Collection « Les auteur(e)s classiques »

Une édition électronique réalisée à partir du texte d'Émile BRÉHIER, “La notion de problème en philosophie.” Un article publié dans un ouvrage de l’auteur intitulé Études de philosophie antique, 1955, pp. 10-16. Paris: Les Presses universitaires de France. Une édition numérique réalisée par Gonzalo Montenegro, bénévole, Jeune chercheur à l’Université de l’État de Sao Paulo de Assis, SP, Brésil, et Professeur Ad-honorem du Département de Psychiatrie de l’Université du Chili. Édition révisée le 25 décembre 2013 par Gilles Plante de Québec.

Émile BRÉHIER

Professeur honoraire à la Sorbonne
(1876-1952)

La notion de problème
en philosophie
.”

Un article publié dans un ouvrage de l’auteur intitulé Études de philosophie antique, 1955, pp. 10-16. Paris : Les Presses universitaires de France.

Note :

On indique entre crochets [XX] le nombre correspondant à l’édition papier originelle.

[10]

Le mot problème est employé de nos jours avec une singulière fréquence.
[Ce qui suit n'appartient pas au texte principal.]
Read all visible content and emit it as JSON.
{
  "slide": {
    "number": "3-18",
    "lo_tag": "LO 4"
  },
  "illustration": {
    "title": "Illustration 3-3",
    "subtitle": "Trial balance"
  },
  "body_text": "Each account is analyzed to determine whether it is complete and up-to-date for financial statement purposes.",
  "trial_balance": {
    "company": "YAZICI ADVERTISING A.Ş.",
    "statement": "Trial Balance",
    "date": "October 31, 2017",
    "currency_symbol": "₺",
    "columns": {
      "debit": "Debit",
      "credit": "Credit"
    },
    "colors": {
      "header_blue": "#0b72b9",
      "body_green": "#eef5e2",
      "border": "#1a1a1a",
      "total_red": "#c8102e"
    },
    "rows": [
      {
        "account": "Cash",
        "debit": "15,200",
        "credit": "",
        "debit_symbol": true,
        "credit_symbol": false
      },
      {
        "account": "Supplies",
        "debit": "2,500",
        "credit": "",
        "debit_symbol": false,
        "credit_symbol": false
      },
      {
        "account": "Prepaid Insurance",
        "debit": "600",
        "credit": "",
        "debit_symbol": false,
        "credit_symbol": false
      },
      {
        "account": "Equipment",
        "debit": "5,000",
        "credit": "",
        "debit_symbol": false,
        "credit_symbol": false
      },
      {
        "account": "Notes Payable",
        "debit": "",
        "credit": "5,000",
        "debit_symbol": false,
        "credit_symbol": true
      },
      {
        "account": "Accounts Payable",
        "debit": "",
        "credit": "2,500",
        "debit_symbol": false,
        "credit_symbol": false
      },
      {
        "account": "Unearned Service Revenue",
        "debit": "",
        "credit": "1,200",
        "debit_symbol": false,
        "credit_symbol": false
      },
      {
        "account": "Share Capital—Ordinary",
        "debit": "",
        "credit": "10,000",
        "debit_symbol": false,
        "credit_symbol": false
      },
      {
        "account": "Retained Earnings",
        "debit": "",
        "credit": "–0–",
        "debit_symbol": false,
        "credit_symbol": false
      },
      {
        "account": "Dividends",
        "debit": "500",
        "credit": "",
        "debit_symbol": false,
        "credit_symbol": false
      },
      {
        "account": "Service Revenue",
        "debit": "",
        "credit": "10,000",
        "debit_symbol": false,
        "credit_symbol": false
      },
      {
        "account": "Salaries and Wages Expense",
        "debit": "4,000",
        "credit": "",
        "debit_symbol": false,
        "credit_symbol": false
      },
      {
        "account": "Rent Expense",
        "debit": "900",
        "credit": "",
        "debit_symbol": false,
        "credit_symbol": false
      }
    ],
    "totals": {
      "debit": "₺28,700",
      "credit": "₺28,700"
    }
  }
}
La moindre difficulté se présente-t-elle, on en fait un problème : problème colonial, problème fiscal, problème du ravitaillement et tant d’autres, nous sommes assiégés quotidiennement par ces expressions ; on croirait que, en empruntant le mot aux sciences exactes, on pense mettre plus de rigueur dans la position des difficultés et être ainsi un peu plus près de les résoudre. Les philosophes ne sont pas les derniers à l’employer ; dans tous les cas où l’on usait naguère des mots théorie ou doctrine, on trouve aujourd’hui le mot plus modeste de problème : problème de l’être, problème de la connaissance, de la science, problème moral, problème religieux. Les philosophes allemands emploient souvent le mot Problematik pour désigner une discipline concernant la manière de poser les problèmes. Il est tout naturel que le succès de cette expression ait amené la réunion de l’Institut international de Philosophie en 1947, à Lund, à prendre comme thème : Le problème du problème ; il est possible en effet que ce succès même dénote un caractère assez important de l’orientation philosophique actuelle.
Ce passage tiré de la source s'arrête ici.